Dropping the ‘F’ bomb

Alice Bennett, Reporter

Across the school I’ve noticed a recent resurgence of the use of the F word. No, not the word parents fear that their kids will hear when they stub their toe against the table, the other one.

This word is a bit more harmful. It’s a derogatory slang word used to describe people of the LGBTQ+ community since the 1914’s. Nobody is quite sure why that word became associated with homosexuals, although the first known usage was in “The Vocabulary of Criminal Slang.”

Ever since then it’s been used to mock, degrade and ridicule the members of the LGBTQ community in America – specifically gay males and lesbians. 

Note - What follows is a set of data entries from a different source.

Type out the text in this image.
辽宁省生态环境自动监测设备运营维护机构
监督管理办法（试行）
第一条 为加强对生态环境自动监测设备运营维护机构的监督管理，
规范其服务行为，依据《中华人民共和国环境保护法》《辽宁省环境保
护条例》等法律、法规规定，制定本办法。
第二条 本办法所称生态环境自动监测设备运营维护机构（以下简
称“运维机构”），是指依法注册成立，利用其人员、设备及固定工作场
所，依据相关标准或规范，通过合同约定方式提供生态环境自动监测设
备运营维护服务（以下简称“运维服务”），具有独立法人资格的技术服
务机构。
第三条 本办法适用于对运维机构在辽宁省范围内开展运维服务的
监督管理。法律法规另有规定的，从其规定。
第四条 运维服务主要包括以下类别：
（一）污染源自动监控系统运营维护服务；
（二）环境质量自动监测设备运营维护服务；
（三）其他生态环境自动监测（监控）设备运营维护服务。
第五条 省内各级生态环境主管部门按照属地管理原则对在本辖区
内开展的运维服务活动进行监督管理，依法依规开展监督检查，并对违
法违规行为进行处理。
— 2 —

I remember listening to my family mutter about those ‘queer people’, throwing slurs around like cigarette butts into the trash can. It was an everyday part of life, something you don’t even think twice about doing. Using slurs is like learning by rote. You use them over and over until they become normal, but to the people that hear them it’s never normal.

However, recently it hasn’t even been used to address those in the community, it’s become a synonym for everything and anything.

The word has wormed its way back into the vocabulary of teenage boys, especially the ones around my school. Gay is out and the F word is in, and it’s being thrown around like a paper airplane during class, with no clear direction or reason as to why it’s being thrown in the first place.

I don’t think they mean it to be cruel. I don’t think they’re intentionally attacking members of the LGBTQ+ community. But I do think it hurts, at least to myself. To hear people throw that word around, a word I’ve been called, is crushing. People I once thought were allies, or that I could at least trust, turned their back on me unintentionally.

But it doesn’t matter if they don’t mean to be cruel. Everyone knows what that word means, and that’s no excuse to use it.

Back in freshman and sophomore year, I felt safe in this school. I didn’t worry about what people would think, or how I would be perceived. But this year is different, because for once in my high school life I feel fear for being gay. I’m scared to bring up my sexuality when I’m not around close friends for fear of what people will say or how they’ll react. Instead of displaying my flag proudly on my shirt, I feel fear and hesitation to put it on – not wanting to leave the bathroom until it’s empty.

I know they don’t say the word to be cruel. I know it’s not intentionally malicious and it’s certainly not targeted at me.

Just because one person uses it doesn’t give anyone else permission to use it. It’s not a pencil – something that anyone can use and that can be passed around.

It’s a slur, plain and simple.

It hurts. All I ask is that you stop. There are 171,476 words in the English language; find another one instead.